Adaptive Federated IMM Filter for AUV Integrated Navigation Systems

1
School of Instrument Science & Engineering, Southeast University, Nanjing 210096, China
2
Key Laboratory of Micro-Inertial Instrument and Advanced Navigation Technology, Ministry of Education, Southeast University, Nanjing 210096, China
3
School of Civil and Environmental Engineering, University of New South Wales, Sydney, NSW 2052, Australia
*
Author to whom correspondence should be addressed.
Sensors 2020, 20(23), 6806; https://doi.org/10.3390/s20236806
Received: 21 September 2020 / Revised: 22 November 2020 / Accepted: 24 November 2020 / Published: 28 November 2020
(This article belongs to the Special Issue Inertial Sensors and Systems in 2020)

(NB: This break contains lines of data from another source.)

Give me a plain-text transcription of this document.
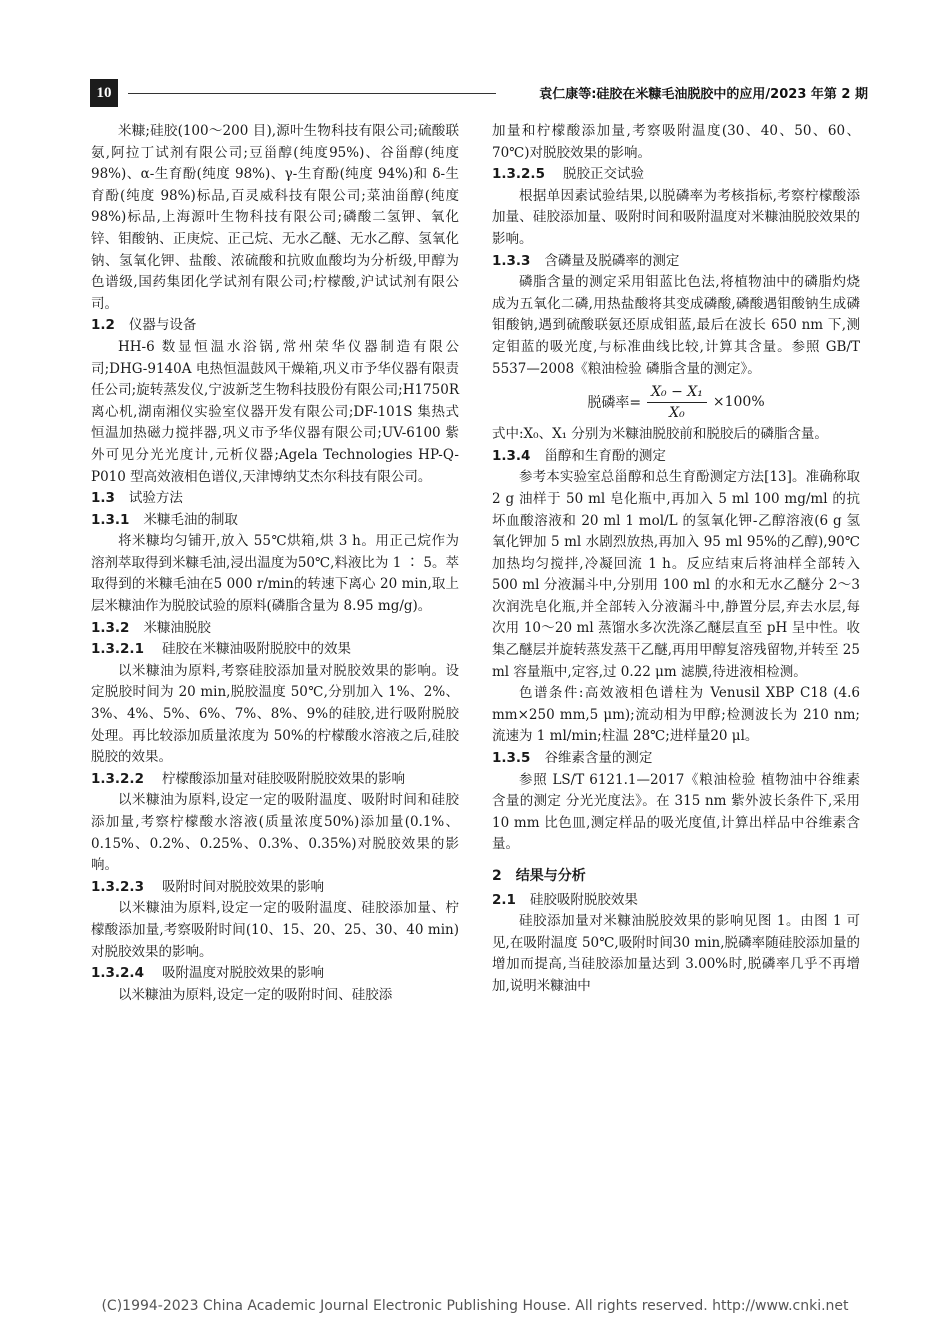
10	袁仁康等:硅胶在米糠毛油脱胶中的应用/2023 年第 2 期

米糠;硅胶(100～200 目),源叶生物科技有限公司;硫酸联氨,阿拉丁试剂有限公司;豆甾醇(纯度95%)、谷甾醇(纯度 98%)、α-生育酚(纯度 98%)、γ-生育酚(纯度 94%)和 δ-生育酚(纯度 98%)标品,百灵威科技有限公司;菜油甾醇(纯度 98%)标品,上海源叶生物科技有限公司;磷酸二氢钾、氧化锌、钼酸钠、正庚烷、正己烷、无水乙醚、无水乙醇、氢氧化钠、氢氧化钾、盐酸、浓硫酸和抗败血酸均为分析级,甲醇为色谱级,国药集团化学试剂有限公司;柠檬酸,沪试试剂有限公司。

1.2 仪器与设备

HH-6 数显恒温水浴锅,常州荣华仪器制造有限公司;DHG-9140A 电热恒温鼓风干燥箱,巩义市予华仪器有限责任公司;旋转蒸发仪,宁波新芝生物科技股份有限公司;H1750R 离心机,湖南湘仪实验室仪器开发有限公司;DF-101S 集热式恒温加热磁力搅拌器,巩义市予华仪器有限公司;UV-6100 紫外可见分光光度计,元析仪器;Agela Technologies HP-Q-P010 型高效液相色谱仪,天津博纳艾杰尔科技有限公司。

1.3 试验方法
1.3.1 米糠毛油的制取

将米糠均匀铺开,放入 55℃烘箱,烘 3 h。用正己烷作为溶剂萃取得到米糠毛油,浸出温度为50℃,料液比为 1 ∶ 5。萃取得到的米糠毛油在5 000 r/min的转速下离心 20 min,取上层米糠油作为脱胶试验的原料(磷脂含量为 8.95 mg/g)。

1.3.2 米糠油脱胶
1.3.2.1 硅胶在米糠油吸附脱胶中的效果

以米糠油为原料,考察硅胶添加量对脱胶效果的影响。设定脱胶时间为 20 min,脱胶温度 50℃,分别加入 1%、2%、3%、4%、5%、6%、7%、8%、9%的硅胶,进行吸附脱胶处理。再比较添加质量浓度为 50%的柠檬酸水溶液之后,硅胶脱胶的效果。

1.3.2.2 柠檬酸添加量对硅胶吸附脱胶效果的影响

以米糠油为原料,设定一定的吸附温度、吸附时间和硅胶添加量,考察柠檬酸水溶液(质量浓度50%)添加量(0.1%、0.15%、0.2%、0.25%、0.3%、0.35%)对脱胶效果的影响。

1.3.2.3 吸附时间对脱胶效果的影响

以米糠油为原料,设定一定的吸附温度、硅胶添加量、柠檬酸添加量,考察吸附时间(10、15、20、25、30、40 min)对脱胶效果的影响。

1.3.2.4 吸附温度对脱胶效果的影响

以米糠油为原料,设定一定的吸附时间、硅胶添

加量和柠檬酸添加量,考察吸附温度(30、40、50、60、70℃)对脱胶效果的影响。

1.3.2.5 脱胶正交试验

根据单因素试验结果,以脱磷率为考核指标,考察柠檬酸添加量、硅胶添加量、吸附时间和吸附温度对米糠油脱胶效果的影响。

1.3.3 含磷量及脱磷率的测定

磷脂含量的测定采用钼蓝比色法,将植物油中的磷脂灼烧成为五氧化二磷,用热盐酸将其变成磷酸,磷酸遇钼酸钠生成磷钼酸钠,遇到硫酸联氨还原成钼蓝,最后在波长 650 nm 下,测定钼蓝的吸光度,与标准曲线比较,计算其含量。参照 GB/T 5537—2008《粮油检验 磷脂含量的测定》。

脱磷率= $\frac{\text{X₀ − X₁}}{\text{X₀}} \times 100\%$

式中:X₀、X₁ 分别为米糠油脱胶前和脱胶后的磷脂含量。

1.3.4 甾醇和生育酚的测定

参考本实验室总甾醇和总生育酚测定方法[13]。准确称取 2 g 油样于 50 ml 皂化瓶中,再加入 5 ml 100 mg/ml 的抗坏血酸溶液和 20 ml 1 mol/L 的氢氧化钾-乙醇溶液(6 g 氢氧化钾加 5 ml 水剧烈放热,再加入 95 ml 95%的乙醇),90℃加热均匀搅拌,冷凝回流 1 h。反应结束后将油样全部转入 500 ml 分液漏斗中,分别用 100 ml 的水和无水乙醚分 2～3 次润洗皂化瓶,并全部转入分液漏斗中,静置分层,弃去水层,每次用 10～20 ml 蒸馏水多次洗涤乙醚层直至 pH 呈中性。收集乙醚层并旋转蒸发蒸干乙醚,再用甲醇复溶残留物,并转至 25 ml 容量瓶中,定容,过 0.22 μm 滤膜,待进液相检测。

色谱条件:高效液相色谱柱为 Venusil XBP C18 (4.6 mm×250 mm,5 μm);流动相为甲醇;检测波长为 210 nm;流速为 1 ml/min;柱温 28℃;进样量20 μl。

1.3.5 谷维素含量的测定

参照 LS/T 6121.1—2017《粮油检验 植物油中谷维素含量的测定 分光光度法》。在 315 nm 紫外波长条件下,采用 10 mm 比色皿,测定样品的吸光度值,计算出样品中谷维素含量。

2 结果与分析
2.1 硅胶吸附脱胶效果

硅胶添加量对米糠油脱胶效果的影响见图 1。由图 1 可见,在吸附温度 50℃,吸附时间30 min,脱磷率随硅胶添加量的增加而提高,当硅胶添加量达到 3.00%时,脱磷率几乎不再增加,说明米糠油中

(C)1994-2023 China Academic Journal Electronic Publishing House. All rights reserved. http://www.cnki.net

High accuracy and reliable navigation in the underwater environment is very critical for the operations of autonomous underwater vehicles (AUVs). This paper proposes an adaptive federated interacting multiple model (IMM) filter, which combines adaptive federated filter and IMM algorithm for AUV in complex underwater environments. Based on the performance of each local system, the information sharing coefficient of the adaptive federated IMM filter is adaptively determined. Meanwhile, the adaptive federated IMM filter designs different models for each local system. When the external disturbances change, the model of each local system can switch in real-time. Furthermore, an AUV integrated navigation system model is constructed, which includes the dynamic model of the system error and the measurement models of strapdown inertial navigation system/Doppler velocity log (SINS/DVL) and SINS/terrain aided navigation (SINS/TAN). The integrated navigation experiments demonstrate that the proposed filter can dramatically improve the accuracy and reliability of the integrated navigation system. Additionally, it has obvious advantages compared with the federated Kalman filter and the adaptive federated Kalman filter. View Full-Text
Keywords: AUV; federated Kalman filter; integrated navigation; information sharing coefficient; interacting multiple model (IMM) AUV; federated Kalman filter; integrated navigation; information sharing coefficient; interacting multiple model (IMM)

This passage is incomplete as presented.